Entretiens

Mieux fertiliser
pour mieux protéger

Les cultures ont besoin d’éléments nutritifs en quantité suffisante pour avoir une croissance optimale et une meilleure résistance aux maladies.

Photo 1 :
Fusariose de l’épi du blé
Photo 2 :
Carence en potassium dans le maïs
Photo 3 :
Feuille de soya infestée par les pucerons
Les éléments nutritifs agissent sur la qualité des cultures en améliorant le développement de la plante. Ils influent également sur la résistance ou la sensibilité de la plante aux agents pathogènes. Les éléments nutritifs dont les végétaux ont besoin pour croître et se développer sont l’azote, le phosphore, le potassium et les éléments mineurs. Ces éléments agissent sur la résistance des plantes par la formation de barrières mécaniques contre la pénétration des agents pathogènes ou par l’activation des réactions de défense des plantes (pensons aux phytoalexines et aux composés antioxydants).

Quelques résultats
L’azote (N) est un constituant principal des acides aminés responsable de la formation des protéines à l’intérieur de la plante. L’azote constitue un facteur clé du rendement et de la qualité des céréales. Des études menées dans l’Est canadien ont montré une diminution de la gravité des maladies foliaires en présence d’une fertilisation optimale (tableau 1). Dans l’Ouest canadien, des chercheurs ont démontré que l’incidence de la fusariose de l’épi du blé (photo 1) était réduite lorsqu’on utilisait de l’urée au lieu du nitrate. Mais au Québec, on a démontré qu’il n’y avait pas de différences notables entre les deux sources d’azote. Dans le maïs, une fertilisation azotée adéquate permet de réduire la contamination de certains groupes de mycotoxines (tableau 2). On estime qu’une application équilibrée d’engrais azoté assure une diminution du taux de mycotoxines et est habituellement la meilleure solution pour enrayer la contamination.

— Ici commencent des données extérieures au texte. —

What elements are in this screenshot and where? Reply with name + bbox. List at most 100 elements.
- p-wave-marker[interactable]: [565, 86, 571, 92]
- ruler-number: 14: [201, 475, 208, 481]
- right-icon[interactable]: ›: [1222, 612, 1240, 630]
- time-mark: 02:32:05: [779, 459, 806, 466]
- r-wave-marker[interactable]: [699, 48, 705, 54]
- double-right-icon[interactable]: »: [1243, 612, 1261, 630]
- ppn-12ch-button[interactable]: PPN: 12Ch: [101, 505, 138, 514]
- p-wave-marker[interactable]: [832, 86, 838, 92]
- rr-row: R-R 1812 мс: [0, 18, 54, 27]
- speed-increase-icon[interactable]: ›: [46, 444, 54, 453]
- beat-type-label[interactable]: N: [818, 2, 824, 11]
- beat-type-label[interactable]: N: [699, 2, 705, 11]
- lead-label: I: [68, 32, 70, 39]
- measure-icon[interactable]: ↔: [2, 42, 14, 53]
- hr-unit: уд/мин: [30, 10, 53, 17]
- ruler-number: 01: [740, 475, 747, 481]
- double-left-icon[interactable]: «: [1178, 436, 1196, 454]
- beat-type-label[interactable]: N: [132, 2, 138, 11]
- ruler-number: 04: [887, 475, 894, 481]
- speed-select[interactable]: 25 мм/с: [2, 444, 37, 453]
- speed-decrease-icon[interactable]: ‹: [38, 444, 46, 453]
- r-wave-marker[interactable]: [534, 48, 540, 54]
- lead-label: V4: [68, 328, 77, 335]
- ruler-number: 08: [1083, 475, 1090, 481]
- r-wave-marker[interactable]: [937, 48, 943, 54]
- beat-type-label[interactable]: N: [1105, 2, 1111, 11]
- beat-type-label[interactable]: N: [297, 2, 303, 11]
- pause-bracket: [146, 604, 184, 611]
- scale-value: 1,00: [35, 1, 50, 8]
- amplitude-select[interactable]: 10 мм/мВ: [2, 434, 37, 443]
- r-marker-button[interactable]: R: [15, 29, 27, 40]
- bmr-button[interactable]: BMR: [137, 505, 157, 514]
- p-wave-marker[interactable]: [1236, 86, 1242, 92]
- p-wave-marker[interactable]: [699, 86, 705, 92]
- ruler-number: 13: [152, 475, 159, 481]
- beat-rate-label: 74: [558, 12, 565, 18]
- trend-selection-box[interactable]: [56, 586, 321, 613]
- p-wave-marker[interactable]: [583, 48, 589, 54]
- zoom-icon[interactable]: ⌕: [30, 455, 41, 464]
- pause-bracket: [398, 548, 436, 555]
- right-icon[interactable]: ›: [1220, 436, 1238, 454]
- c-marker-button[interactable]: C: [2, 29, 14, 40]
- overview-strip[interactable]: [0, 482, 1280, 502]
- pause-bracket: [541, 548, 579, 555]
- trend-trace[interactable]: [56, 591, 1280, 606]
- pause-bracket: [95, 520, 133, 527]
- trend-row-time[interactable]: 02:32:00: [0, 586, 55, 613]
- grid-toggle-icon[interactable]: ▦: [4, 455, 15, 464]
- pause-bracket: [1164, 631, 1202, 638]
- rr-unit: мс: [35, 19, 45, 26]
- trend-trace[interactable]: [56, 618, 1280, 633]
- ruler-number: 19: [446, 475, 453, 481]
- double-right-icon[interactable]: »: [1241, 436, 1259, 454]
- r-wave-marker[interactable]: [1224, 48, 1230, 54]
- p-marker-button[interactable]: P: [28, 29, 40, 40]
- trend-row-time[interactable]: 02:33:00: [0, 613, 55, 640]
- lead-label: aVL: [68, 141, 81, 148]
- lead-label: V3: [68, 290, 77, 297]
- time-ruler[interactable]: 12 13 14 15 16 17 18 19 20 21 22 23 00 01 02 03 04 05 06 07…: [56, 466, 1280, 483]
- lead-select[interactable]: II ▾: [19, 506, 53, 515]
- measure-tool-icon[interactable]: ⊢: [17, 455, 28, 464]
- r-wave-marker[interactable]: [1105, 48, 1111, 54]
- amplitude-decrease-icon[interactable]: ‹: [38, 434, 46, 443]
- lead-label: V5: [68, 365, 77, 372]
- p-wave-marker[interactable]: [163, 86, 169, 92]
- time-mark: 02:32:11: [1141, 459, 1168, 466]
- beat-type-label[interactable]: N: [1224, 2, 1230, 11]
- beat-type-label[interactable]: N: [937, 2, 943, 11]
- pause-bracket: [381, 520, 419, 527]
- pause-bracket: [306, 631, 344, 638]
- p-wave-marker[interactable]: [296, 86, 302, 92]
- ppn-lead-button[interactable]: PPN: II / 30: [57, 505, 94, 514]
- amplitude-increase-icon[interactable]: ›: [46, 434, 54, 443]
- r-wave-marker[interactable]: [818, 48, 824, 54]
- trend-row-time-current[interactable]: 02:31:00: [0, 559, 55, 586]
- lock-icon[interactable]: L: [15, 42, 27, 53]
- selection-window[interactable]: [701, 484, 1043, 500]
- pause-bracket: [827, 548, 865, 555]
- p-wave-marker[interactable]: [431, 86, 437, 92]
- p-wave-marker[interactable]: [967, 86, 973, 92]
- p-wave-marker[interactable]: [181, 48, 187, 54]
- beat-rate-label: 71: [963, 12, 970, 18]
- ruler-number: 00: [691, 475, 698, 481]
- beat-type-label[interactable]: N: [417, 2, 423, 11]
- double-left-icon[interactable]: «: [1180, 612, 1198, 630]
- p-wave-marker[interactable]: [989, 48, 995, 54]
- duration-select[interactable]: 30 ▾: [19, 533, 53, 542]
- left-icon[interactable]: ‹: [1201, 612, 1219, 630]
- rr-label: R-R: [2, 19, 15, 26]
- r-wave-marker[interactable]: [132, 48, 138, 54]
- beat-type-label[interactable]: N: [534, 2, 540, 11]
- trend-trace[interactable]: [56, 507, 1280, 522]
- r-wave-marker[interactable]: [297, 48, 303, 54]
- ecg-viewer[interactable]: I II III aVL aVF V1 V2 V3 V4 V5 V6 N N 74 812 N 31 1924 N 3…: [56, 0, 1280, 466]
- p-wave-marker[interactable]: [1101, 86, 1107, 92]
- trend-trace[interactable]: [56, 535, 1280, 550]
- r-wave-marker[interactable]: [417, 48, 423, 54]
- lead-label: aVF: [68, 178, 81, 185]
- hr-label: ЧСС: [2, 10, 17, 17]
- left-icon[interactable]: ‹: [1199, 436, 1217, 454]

Le potassium (K) joue un rôle dans l’accroissement de la résistance des plantes au froid, à la sècheresse, aux maladies et aux attaques des insectes. Il renforce les parois cellulaires et empêche la pénétration des agents pathogènes. Une carence en potassium (photo 2) entraîne dans le maïs un dessèchement des grains, un avortement des grains à l’extrémité des épis et des tiges vulnérables à la verse et aux pourritures. Il en résulte une perte du rendement et de la qualité des grains. En Amérique du Nord, on a observé une diminution appréciable des pucerons du soya en présence d’un sol riche en potassium (photo 3 et tableau 3).

Le phosphore (P) entre en jeu dans plusieurs processus physiologiques. Il est donc important que les cultures en disposent en quantité suffisante pour leur émergence, leur croissance et leur maturité.
Les éléments mineurs ou oligoéléments – comme le bore, le manganèse, le cuivre et le zinc – sont importants pour le bon fonctionnement des mécanismes physiologiques et biochimiques de défense de la plante. Une carence en bore prédispose l’orge à l’infection par l’agent responsable de l’ergot. Au Québec, une étude a démontré que l’application de bore permet de réduire le contenu en sclérotes (ergot) dans l’orge (tableau 4).

Une plante bien fertilisée permet d’avoir des grains de qualité, ce qui démontre le lien indéniable entre la fertilisation et la qualité des grains.